Ana thought then of Nicolas. Her students at Tulane. Of late nights in the Quarter, the singing of cicadas, and sunrise on the Mississippi River. Her father. The homesickness flooded her and a sinking flutter rose to her chest as she realized all she had left behind.
How long am I going to do this? When will things be fixed? How will I even know? And how long will it take?
“As long as it takes,” she whispered, and waved at Alex as he drove away.
Chapter Two: Nicolas
People always said it was difficult to startle Nicolas Deschanel; that he was not easily unnerved. He had been through more craziness in thirty years than most see in an entire lifetime, and for the most part, he was always calm.
He lived alone in the old plantation of Ophélie, just outside New Orleans. There was not much left of it anymore. There was the Big House; that giant Greek Revival monster with columns running two stories high. Beyond that, there were some buildings that had fallen into disrepair, including the old slave cabins that now overlooked miles of oil fields which backed the property. He’d never lived anywhere else, unless you counted his random, extended disappearances over the years.
The plantation was big, and it was lonely, and Nicolas Deschanel was exactly the opposite of big and lonely.

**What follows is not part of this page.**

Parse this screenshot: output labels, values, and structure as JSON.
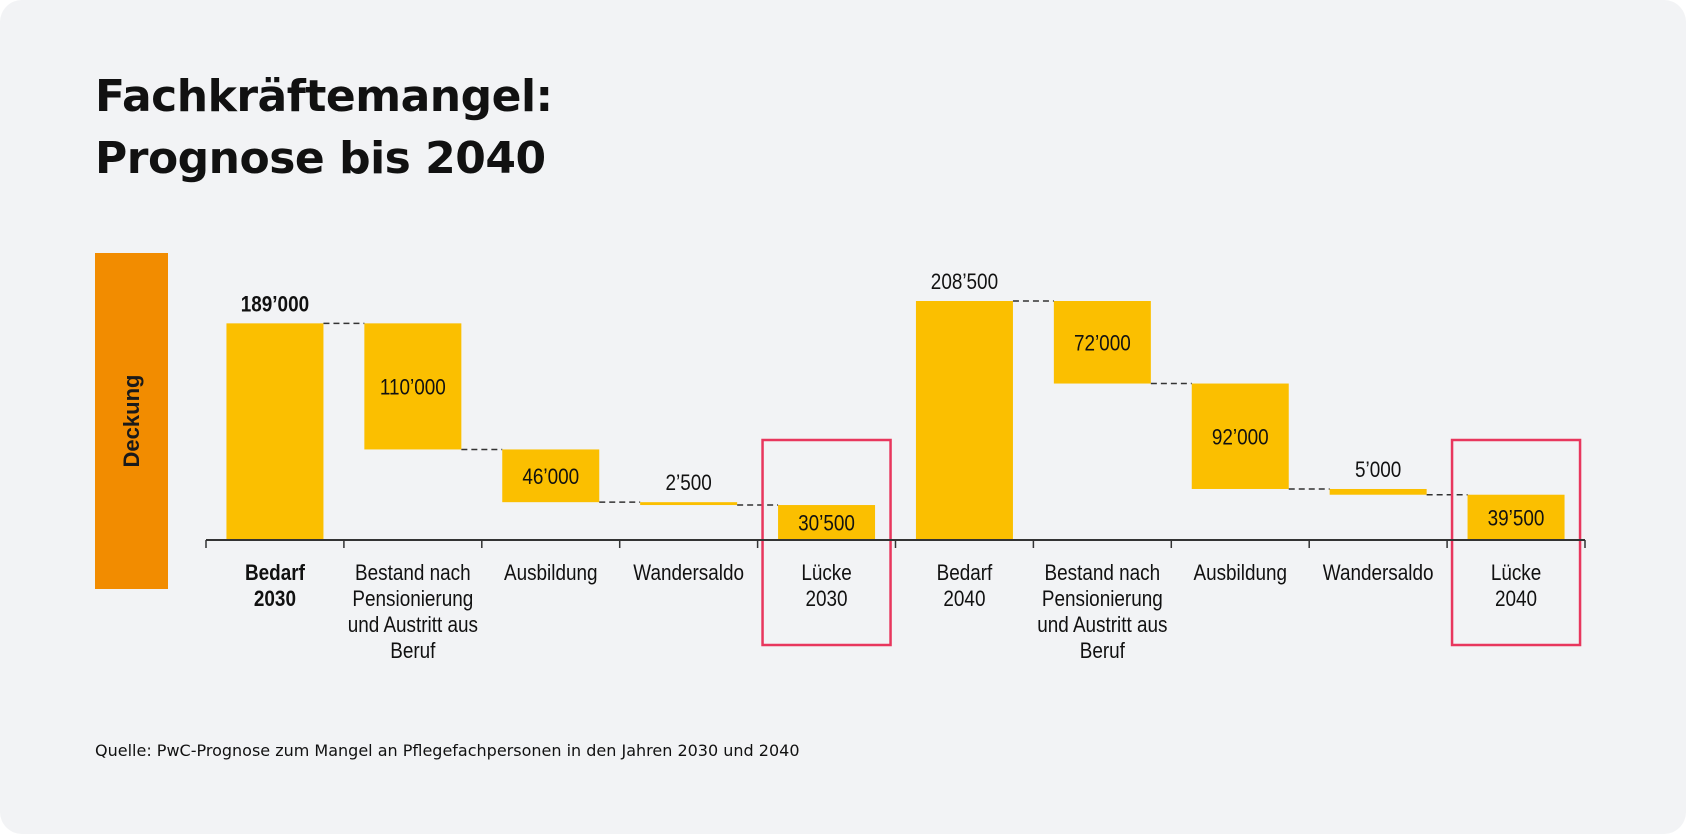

He was loud, foul-mouthed, and obnoxious, spending most of his time surrounding himself with people just like him. He loved the French Quarter, and still spent many nights enjoying its debauchery and enticements. He was slender of build, but could drink as much as someone double his size. He was fair of face, but the first thing people noticed when they met him was his overwhelming personality. At thirty years of age, Nicolas was still, always, the life of the party.
He was unmarried, and never planned to be otherwise. It did not take more than a few nights–a few weeks at most–before he would tire of a girl. He had sampled a variety of them: sexy, smart, dimwitted, adventurous, boring. There always came a point where Nicolas realized that the specific charms of the specific girl were no longer so specific or charming.